When users talk about altering history, particularly in the context of
rebase, they are not talking about altering the content of commits in
the $vcs database. Rather they are talking about how the order and
content of commits reachable from a given human name change when a
rebase operation is executed.
To quote Linus 'rebase turns tested code into untested code'.
Given three tree states, A, B, C, where A is trunk when I start my work,
B is my new commit on A, and C is a commit to trunk (so also on A),
rebasing B on C gives a fourth tree state, B', which is a commit on top
of C.
If any change in C would make B' be a bad commit - and this is only
slightly about textual conflicts, then B' has been created from B
without taking C into consideration.
This is the heart of why rebase is problematic - it has nothing to do
with the machinery of doing rebase, and everything to do with what the
operation *sets out to achieve*.
A similar issue is at the heart of why bzr asks for merges to be
committed rather than just saying 'why this was a merge, enjoy'.
In the checkout discussion, you seemed to say that git will do a merge,
during a push operation where two refs have diverged (that is, the
server has B, local has C, both B and C are children of A).

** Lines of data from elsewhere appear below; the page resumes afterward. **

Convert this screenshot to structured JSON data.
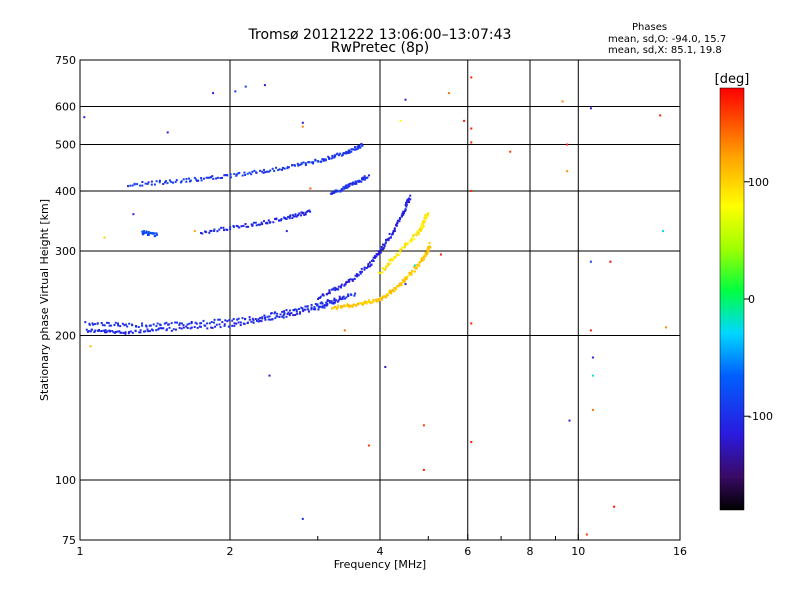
{
  "header": {
    "title": "Tromsø 20121222 13:06:00–13:07:43",
    "subtitle": "RwPretec (8p)",
    "phases_heading": "Phases",
    "phases_o": "mean, sd,O: -94.0, 15.7",
    "phases_x": "mean, sd,X:  85.1, 19.8"
  },
  "chart_data": {
    "type": "scatter",
    "title": "Tromsø 20121222 13:06:00–13:07:43",
    "subtitle": "RwPretec (8p)",
    "xlabel": "Frequency [MHz]",
    "ylabel": "Stationary phase Virtual Height [km]",
    "xscale": "log",
    "yscale": "log",
    "xlim": [
      1,
      16
    ],
    "ylim": [
      75,
      750
    ],
    "xticks": [
      1,
      2,
      4,
      6,
      8,
      10,
      16
    ],
    "xtick_labels": [
      "1",
      "2",
      "4",
      "6",
      "8",
      "10",
      "16"
    ],
    "yticks": [
      75,
      100,
      200,
      300,
      400,
      500,
      600,
      750
    ],
    "ytick_labels": [
      "75",
      "100",
      "200",
      "300",
      "400",
      "500",
      "600",
      "750"
    ],
    "grid": true,
    "colorbar": {
      "label": "[deg]",
      "range": [
        -180,
        180
      ],
      "ticks": [
        -100,
        0,
        100
      ],
      "tick_labels": [
        "-100",
        "0",
        "100"
      ]
    },
    "traces": [
      {
        "x": [
          1.03,
          1.2,
          1.5,
          2.0,
          2.5,
          3.0,
          3.4
        ],
        "y": [
          205,
          203,
          206,
          210,
          218,
          228,
          240
        ],
        "phase": -105
      },
      {
        "x": [
          1.03,
          1.3,
          1.7,
          2.3,
          2.9,
          3.6
        ],
        "y": [
          212,
          210,
          212,
          218,
          230,
          245
        ],
        "phase": -100
      },
      {
        "x": [
          3.2,
          3.6,
          4.0,
          4.3,
          4.6,
          4.9,
          5.05
        ],
        "y": [
          228,
          232,
          238,
          250,
          268,
          290,
          310
        ],
        "phase": 105
      },
      {
        "x": [
          4.0,
          4.4,
          4.8,
          5.0
        ],
        "y": [
          270,
          300,
          330,
          360
        ],
        "phase": 90
      },
      {
        "x": [
          3.0,
          3.4,
          3.8,
          4.1,
          4.4,
          4.6
        ],
        "y": [
          240,
          255,
          280,
          310,
          350,
          390
        ],
        "phase": -110
      },
      {
        "x": [
          1.25,
          1.6,
          2.0,
          2.5,
          3.0,
          3.4,
          3.7
        ],
        "y": [
          412,
          420,
          430,
          445,
          462,
          480,
          500
        ],
        "phase": -95
      },
      {
        "x": [
          1.75,
          2.2,
          2.6,
          2.9
        ],
        "y": [
          328,
          340,
          352,
          362
        ],
        "phase": -105
      },
      {
        "x": [
          3.2,
          3.5,
          3.8
        ],
        "y": [
          395,
          412,
          430
        ],
        "phase": -100
      },
      {
        "x": [
          1.33,
          1.43
        ],
        "y": [
          328,
          324
        ],
        "phase": -80
      }
    ],
    "outliers": [
      {
        "x": 1.02,
        "y": 570,
        "phase": -110
      },
      {
        "x": 1.05,
        "y": 190,
        "phase": 110
      },
      {
        "x": 1.12,
        "y": 320,
        "phase": 100
      },
      {
        "x": 1.28,
        "y": 358,
        "phase": -110
      },
      {
        "x": 1.5,
        "y": 530,
        "phase": -110
      },
      {
        "x": 1.7,
        "y": 330,
        "phase": 120
      },
      {
        "x": 1.85,
        "y": 640,
        "phase": -110
      },
      {
        "x": 2.05,
        "y": 645,
        "phase": -90
      },
      {
        "x": 2.15,
        "y": 660,
        "phase": -90
      },
      {
        "x": 2.35,
        "y": 665,
        "phase": -120
      },
      {
        "x": 2.6,
        "y": 330,
        "phase": -110
      },
      {
        "x": 2.8,
        "y": 555,
        "phase": -120
      },
      {
        "x": 2.8,
        "y": 545,
        "phase": 130
      },
      {
        "x": 2.9,
        "y": 405,
        "phase": 150
      },
      {
        "x": 2.4,
        "y": 165,
        "phase": -120
      },
      {
        "x": 2.8,
        "y": 83,
        "phase": -100
      },
      {
        "x": 3.4,
        "y": 205,
        "phase": 140
      },
      {
        "x": 3.8,
        "y": 118,
        "phase": 160
      },
      {
        "x": 4.1,
        "y": 172,
        "phase": -120
      },
      {
        "x": 4.5,
        "y": 256,
        "phase": -110
      },
      {
        "x": 4.9,
        "y": 130,
        "phase": 160
      },
      {
        "x": 4.9,
        "y": 105,
        "phase": 170
      },
      {
        "x": 5.5,
        "y": 640,
        "phase": 140
      },
      {
        "x": 5.9,
        "y": 560,
        "phase": 170
      },
      {
        "x": 6.1,
        "y": 690,
        "phase": 170
      },
      {
        "x": 6.1,
        "y": 540,
        "phase": 170
      },
      {
        "x": 6.1,
        "y": 505,
        "phase": 170
      },
      {
        "x": 6.1,
        "y": 400,
        "phase": 165
      },
      {
        "x": 6.1,
        "y": 212,
        "phase": 170
      },
      {
        "x": 6.1,
        "y": 120,
        "phase": 170
      },
      {
        "x": 7.3,
        "y": 483,
        "phase": 160
      },
      {
        "x": 9.3,
        "y": 615,
        "phase": 130
      },
      {
        "x": 9.5,
        "y": 500,
        "phase": 170
      },
      {
        "x": 9.5,
        "y": 440,
        "phase": 130
      },
      {
        "x": 9.6,
        "y": 133,
        "phase": -110
      },
      {
        "x": 10.4,
        "y": 77,
        "phase": 160
      },
      {
        "x": 10.6,
        "y": 595,
        "phase": -120
      },
      {
        "x": 10.6,
        "y": 285,
        "phase": -80
      },
      {
        "x": 10.6,
        "y": 205,
        "phase": 170
      },
      {
        "x": 10.7,
        "y": 180,
        "phase": -110
      },
      {
        "x": 10.7,
        "y": 165,
        "phase": -20
      },
      {
        "x": 10.7,
        "y": 140,
        "phase": 140
      },
      {
        "x": 11.6,
        "y": 285,
        "phase": 180
      },
      {
        "x": 11.8,
        "y": 88,
        "phase": 175
      },
      {
        "x": 14.6,
        "y": 575,
        "phase": 170
      },
      {
        "x": 14.8,
        "y": 330,
        "phase": -30
      },
      {
        "x": 15.0,
        "y": 208,
        "phase": 130
      },
      {
        "x": 4.5,
        "y": 620,
        "phase": -120
      },
      {
        "x": 4.4,
        "y": 560,
        "phase": 80
      },
      {
        "x": 5.3,
        "y": 295,
        "phase": 170
      },
      {
        "x": 4.7,
        "y": 280,
        "phase": -10
      }
    ]
  }
}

There really
are only two operations to fix this situation: rebase C on B||B on C, or
merge C and B to give D. What does git do, by default, in this
situation?
> > At this point in my arguments, you're probably thinking, "So, just
> > don't use rebasing." But I strongly believe that Bazaar core should
> > provide a safe, coherent set of tools by default.
>
> Well, it doesn't. But that has little to do with what operations it
> provides. It's an issue of design and implementation of the history
> database. Bazaar's branch-centric (ie, linear) design makes it very
> difficult to safely provide DAG operations other than commit and merge.
Could you expand on this, I don't understand the limitations in play
here. Is it a limit on the number of refs we can have in a repository
(no limit in the code)? Something else?
> > For each problem, we should try hard to find one really great
> > solution rather than build a smattering of related utilities (like
> > rebase) that can cleverly be combined to solve the problem.
>
> Rebase is not a utility. It is the name of the VCS operation that
> could be defined as presenting a particular linearized account of
> partially ordered history. Eg, it is implicitly done by every log
> operation. It is simply[1] a choice of a particular total order on
> the portion of a DAG between a fork and a merge.
I appreciate the concept that git is about history presentation, but
there is a distinct difference - a qualitative difference - between 'log
this differently' and 'change the DAG, and the content of commits'.
log is very much _not_ the same thing as rebase, not in git, hg or bzr.